During the catalytic chlorination of benzene, by-products, ortho- and para-dichlorobenzenes

During the catalytic chlorination of benzene, by-products, ortho- and para-dichlorobenzenes, can be formed. calculate the mass fraction of dichlorobenzenes in the mixture after the reaction of benzene weighing 39 g with chlorine with a volume of 12.32 liters (NU). The total yield of the reaction products is conventionally assumed to be 100%.

m is the mass of the substance
v – amount of substance
Mr – molecular weight
V is the volume of the substance
22.4 – molar volume of gases

C6H6 + Cl2 = C6H5Cl + HCl

Mr (C6H6) = 78 g / mol

Using the formula v = m / Mr, we find the amount of benzene substance:

v (C6H6) = 39/78 = 0.5 mol.

Using the formula v = V / 22.4, we find the amount of chlorine:

v (Cl2) = 12.32 / 22.4 = 0.55 mol.

According to the reaction coefficients, the ratio of benzene and chlorine is 1: 1, which means that 0.5 mol of chlorobenzene will be formed and 0.05 mol of chlorine will remain. It is these 0.05 mol that will interact with the already formed chlorobenzene:

C6H5Cl + Cl2 = C6H4Cl2 + HCl

0.05 mol of chlorobenzene will enter into the reaction, forming 0.05 mol of dichlorobenzene.

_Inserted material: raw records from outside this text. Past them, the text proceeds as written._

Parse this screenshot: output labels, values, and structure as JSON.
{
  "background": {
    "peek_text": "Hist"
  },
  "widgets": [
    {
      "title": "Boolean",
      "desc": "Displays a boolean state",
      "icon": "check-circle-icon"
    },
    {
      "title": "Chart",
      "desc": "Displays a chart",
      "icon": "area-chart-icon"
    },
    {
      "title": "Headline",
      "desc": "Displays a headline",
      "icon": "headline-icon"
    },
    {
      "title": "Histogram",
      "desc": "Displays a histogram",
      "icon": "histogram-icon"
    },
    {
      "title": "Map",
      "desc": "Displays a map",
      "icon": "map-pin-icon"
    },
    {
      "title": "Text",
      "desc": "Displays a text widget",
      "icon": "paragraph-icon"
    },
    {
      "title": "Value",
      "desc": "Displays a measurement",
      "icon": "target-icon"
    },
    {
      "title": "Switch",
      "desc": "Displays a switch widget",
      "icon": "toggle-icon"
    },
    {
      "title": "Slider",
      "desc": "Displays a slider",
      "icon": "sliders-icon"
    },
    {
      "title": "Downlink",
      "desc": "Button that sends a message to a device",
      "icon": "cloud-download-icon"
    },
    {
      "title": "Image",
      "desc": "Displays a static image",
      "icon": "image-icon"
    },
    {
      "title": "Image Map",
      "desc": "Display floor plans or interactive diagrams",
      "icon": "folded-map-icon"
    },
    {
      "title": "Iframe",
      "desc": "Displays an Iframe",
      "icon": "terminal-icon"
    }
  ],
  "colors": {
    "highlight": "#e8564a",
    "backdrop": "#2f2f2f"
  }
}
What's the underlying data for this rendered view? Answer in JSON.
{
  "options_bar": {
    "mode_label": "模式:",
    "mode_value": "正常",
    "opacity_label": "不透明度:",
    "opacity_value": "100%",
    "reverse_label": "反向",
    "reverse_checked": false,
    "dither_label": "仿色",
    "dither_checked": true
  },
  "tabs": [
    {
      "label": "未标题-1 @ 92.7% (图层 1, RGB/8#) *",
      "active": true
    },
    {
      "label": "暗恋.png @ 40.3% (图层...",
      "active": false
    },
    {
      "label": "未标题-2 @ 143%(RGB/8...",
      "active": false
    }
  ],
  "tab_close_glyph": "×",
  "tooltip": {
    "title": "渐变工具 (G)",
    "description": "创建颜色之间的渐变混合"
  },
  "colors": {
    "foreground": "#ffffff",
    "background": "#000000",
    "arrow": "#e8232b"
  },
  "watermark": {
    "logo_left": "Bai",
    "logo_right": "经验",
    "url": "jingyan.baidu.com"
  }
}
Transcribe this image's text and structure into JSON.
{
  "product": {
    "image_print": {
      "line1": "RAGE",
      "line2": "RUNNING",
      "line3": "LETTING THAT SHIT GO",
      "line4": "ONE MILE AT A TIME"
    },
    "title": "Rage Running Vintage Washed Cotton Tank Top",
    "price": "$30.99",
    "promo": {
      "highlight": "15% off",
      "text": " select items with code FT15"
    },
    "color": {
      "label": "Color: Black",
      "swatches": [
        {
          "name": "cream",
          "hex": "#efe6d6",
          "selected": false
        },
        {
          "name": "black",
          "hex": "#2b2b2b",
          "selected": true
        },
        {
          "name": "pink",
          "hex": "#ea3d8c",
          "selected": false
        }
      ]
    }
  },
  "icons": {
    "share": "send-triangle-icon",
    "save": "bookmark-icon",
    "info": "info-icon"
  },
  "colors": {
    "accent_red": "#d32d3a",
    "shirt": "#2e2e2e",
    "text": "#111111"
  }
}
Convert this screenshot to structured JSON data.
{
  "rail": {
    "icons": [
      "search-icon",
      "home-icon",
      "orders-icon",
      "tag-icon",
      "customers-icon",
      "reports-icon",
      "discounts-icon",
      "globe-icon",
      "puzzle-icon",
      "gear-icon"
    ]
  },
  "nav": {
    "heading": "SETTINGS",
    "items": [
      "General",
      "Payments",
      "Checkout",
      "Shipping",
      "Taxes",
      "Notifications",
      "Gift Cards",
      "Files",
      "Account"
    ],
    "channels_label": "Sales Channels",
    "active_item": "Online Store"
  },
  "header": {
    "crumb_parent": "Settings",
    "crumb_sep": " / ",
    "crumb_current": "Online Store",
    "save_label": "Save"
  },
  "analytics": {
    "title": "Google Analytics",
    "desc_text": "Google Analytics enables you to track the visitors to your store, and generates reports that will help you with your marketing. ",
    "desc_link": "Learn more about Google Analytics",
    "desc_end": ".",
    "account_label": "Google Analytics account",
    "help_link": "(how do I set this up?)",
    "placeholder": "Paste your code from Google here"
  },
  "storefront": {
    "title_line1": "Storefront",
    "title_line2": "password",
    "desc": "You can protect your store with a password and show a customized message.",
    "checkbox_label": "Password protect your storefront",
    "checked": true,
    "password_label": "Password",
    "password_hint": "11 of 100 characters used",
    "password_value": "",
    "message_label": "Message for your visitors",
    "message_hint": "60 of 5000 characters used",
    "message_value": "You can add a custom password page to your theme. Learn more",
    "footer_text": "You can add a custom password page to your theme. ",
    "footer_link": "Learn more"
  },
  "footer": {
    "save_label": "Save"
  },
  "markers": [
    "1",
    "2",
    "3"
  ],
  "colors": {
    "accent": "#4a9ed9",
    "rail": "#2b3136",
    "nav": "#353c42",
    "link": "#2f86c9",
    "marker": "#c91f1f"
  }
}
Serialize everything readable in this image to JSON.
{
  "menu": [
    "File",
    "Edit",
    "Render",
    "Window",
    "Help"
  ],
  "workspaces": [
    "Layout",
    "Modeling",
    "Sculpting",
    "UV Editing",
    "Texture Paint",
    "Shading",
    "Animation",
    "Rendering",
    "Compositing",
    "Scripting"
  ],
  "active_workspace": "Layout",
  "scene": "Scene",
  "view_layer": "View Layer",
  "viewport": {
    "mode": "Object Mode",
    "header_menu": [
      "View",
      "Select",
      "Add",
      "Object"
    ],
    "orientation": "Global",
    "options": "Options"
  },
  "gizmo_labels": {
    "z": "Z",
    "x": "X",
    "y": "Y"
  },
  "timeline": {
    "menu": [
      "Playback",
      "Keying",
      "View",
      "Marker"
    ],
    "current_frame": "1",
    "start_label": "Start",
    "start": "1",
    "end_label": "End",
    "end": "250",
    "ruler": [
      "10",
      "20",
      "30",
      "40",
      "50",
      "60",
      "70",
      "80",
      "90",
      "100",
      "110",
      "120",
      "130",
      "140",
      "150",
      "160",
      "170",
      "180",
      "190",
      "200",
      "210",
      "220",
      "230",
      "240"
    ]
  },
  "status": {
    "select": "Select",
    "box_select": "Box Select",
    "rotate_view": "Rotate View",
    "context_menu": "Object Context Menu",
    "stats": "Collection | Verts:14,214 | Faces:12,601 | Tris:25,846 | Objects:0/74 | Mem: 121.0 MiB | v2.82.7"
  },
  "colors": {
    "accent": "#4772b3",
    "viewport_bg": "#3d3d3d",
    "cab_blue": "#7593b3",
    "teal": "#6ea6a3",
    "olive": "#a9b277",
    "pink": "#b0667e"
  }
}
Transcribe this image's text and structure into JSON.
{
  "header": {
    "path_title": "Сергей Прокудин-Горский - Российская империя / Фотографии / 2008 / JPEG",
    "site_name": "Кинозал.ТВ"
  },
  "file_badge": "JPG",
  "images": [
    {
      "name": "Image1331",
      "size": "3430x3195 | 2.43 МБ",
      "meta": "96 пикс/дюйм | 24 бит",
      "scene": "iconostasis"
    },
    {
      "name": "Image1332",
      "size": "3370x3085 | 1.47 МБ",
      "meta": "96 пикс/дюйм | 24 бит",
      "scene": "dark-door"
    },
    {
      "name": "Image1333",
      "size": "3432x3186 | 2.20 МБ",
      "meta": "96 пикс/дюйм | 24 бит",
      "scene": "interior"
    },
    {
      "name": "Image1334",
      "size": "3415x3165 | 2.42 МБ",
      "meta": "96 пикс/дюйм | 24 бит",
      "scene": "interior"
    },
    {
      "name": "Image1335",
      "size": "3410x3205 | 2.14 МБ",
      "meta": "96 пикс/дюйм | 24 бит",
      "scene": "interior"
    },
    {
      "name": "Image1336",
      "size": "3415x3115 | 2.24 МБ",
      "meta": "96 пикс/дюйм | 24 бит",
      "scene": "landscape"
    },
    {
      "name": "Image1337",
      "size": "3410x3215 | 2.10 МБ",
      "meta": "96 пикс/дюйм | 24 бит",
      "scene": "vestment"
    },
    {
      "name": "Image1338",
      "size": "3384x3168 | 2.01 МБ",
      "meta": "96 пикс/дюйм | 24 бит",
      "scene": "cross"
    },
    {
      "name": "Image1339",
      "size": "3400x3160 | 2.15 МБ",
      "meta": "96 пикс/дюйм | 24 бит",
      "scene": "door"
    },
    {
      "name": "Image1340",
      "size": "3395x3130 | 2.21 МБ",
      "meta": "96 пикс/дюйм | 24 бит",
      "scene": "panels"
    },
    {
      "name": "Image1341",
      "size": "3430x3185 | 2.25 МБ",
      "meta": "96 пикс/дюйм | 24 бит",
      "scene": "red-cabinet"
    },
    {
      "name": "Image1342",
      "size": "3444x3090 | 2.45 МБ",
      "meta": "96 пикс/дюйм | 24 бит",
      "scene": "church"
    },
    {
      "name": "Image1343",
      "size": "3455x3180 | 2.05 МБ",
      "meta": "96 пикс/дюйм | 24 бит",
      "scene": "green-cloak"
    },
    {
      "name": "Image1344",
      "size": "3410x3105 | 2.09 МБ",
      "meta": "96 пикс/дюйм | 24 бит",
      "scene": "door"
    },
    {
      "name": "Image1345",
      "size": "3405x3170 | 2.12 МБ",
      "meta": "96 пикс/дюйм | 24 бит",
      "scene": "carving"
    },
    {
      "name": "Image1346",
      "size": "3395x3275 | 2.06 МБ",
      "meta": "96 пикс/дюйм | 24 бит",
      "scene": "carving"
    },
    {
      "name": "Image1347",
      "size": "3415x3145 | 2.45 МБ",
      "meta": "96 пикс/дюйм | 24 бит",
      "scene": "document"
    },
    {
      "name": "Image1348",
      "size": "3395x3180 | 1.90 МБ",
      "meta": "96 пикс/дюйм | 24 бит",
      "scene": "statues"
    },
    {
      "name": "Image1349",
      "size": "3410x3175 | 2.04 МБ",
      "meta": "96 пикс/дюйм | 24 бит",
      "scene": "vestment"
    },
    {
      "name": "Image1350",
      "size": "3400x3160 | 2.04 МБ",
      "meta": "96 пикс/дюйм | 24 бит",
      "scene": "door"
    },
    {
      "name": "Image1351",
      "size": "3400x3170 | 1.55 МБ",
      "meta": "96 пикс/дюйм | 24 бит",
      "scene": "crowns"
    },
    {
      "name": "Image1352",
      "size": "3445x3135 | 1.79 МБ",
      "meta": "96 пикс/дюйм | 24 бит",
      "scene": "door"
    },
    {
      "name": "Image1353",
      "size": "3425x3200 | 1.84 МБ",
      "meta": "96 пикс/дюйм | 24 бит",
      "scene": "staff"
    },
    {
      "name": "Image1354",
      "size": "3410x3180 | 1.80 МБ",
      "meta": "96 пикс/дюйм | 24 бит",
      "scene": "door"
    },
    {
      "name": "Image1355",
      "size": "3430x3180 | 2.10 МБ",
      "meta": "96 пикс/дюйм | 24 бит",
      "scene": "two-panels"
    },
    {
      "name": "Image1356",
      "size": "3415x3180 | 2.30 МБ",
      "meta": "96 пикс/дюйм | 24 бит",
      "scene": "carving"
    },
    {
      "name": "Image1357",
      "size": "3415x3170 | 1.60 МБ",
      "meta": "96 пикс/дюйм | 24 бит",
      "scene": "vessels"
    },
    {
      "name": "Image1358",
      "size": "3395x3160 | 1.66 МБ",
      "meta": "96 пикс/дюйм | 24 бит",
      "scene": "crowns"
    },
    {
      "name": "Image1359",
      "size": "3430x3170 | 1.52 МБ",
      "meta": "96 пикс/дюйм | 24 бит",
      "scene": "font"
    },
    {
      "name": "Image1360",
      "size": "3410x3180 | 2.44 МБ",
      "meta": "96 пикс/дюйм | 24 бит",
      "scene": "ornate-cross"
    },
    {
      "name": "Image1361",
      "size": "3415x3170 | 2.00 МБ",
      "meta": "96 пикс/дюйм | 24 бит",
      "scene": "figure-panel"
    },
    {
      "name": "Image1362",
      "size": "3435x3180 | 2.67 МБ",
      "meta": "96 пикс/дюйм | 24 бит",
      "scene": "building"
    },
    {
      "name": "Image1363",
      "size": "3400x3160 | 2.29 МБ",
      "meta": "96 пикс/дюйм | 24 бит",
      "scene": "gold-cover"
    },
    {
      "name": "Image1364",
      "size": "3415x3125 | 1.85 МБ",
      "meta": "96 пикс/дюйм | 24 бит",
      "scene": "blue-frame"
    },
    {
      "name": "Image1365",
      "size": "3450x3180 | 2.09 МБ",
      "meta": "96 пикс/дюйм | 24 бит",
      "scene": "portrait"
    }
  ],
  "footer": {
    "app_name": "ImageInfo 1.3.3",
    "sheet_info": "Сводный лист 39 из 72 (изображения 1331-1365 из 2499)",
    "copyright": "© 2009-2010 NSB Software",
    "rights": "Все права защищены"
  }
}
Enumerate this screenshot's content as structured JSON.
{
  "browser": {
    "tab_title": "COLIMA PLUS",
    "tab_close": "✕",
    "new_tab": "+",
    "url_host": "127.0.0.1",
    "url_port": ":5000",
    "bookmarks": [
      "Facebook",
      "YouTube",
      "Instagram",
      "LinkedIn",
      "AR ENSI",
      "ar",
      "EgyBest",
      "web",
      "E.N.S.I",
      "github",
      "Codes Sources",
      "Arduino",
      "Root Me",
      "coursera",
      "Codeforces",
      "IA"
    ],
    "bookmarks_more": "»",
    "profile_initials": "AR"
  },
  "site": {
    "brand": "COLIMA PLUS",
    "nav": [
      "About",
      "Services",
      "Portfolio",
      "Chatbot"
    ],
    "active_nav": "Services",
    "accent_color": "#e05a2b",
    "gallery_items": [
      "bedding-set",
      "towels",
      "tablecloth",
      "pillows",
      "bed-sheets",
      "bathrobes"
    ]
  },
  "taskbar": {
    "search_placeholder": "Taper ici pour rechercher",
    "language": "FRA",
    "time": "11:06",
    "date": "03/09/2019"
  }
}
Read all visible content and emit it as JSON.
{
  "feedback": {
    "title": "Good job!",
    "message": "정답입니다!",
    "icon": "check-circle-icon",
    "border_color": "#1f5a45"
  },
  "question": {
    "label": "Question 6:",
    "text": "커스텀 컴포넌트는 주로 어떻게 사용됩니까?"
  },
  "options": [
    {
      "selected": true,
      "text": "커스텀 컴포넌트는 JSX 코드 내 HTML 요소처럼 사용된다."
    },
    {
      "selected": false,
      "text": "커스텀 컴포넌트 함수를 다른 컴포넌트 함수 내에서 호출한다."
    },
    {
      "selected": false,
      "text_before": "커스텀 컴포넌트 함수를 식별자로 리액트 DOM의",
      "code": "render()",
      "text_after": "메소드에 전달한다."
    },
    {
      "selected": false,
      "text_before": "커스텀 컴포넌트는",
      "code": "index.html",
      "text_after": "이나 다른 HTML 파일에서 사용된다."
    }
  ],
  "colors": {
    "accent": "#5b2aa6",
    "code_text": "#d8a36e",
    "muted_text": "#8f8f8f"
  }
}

Mr (C6H4Cl2) = 146 g / mol

m (C6H4Cl2) = Mr * v = 0.05 * 146 = 7.3 g

In the reaction mixture of chlorobenzene, 0.05 mol less will remain, since this part will react with chlorine: v (C6H5Cl) = 0.5 – 0.05 = 0.45 mol

Mr (C6H5Cl) = 112 g / mol

Total, m (C6H5Cl) = Mr * v = 0.45 * 112 = 50.4 g

Total mass of the final mixture m (C6H5Cl + C6H4Cl2) = 50.4 + 7.3 = 57.7 g

Mass fraction w is equal to the ratio of the mass of the substance to the total mass of the mixture.

w (C6H4Cl2) = 7.3 / 57.7 = 0.126 or 12.6%.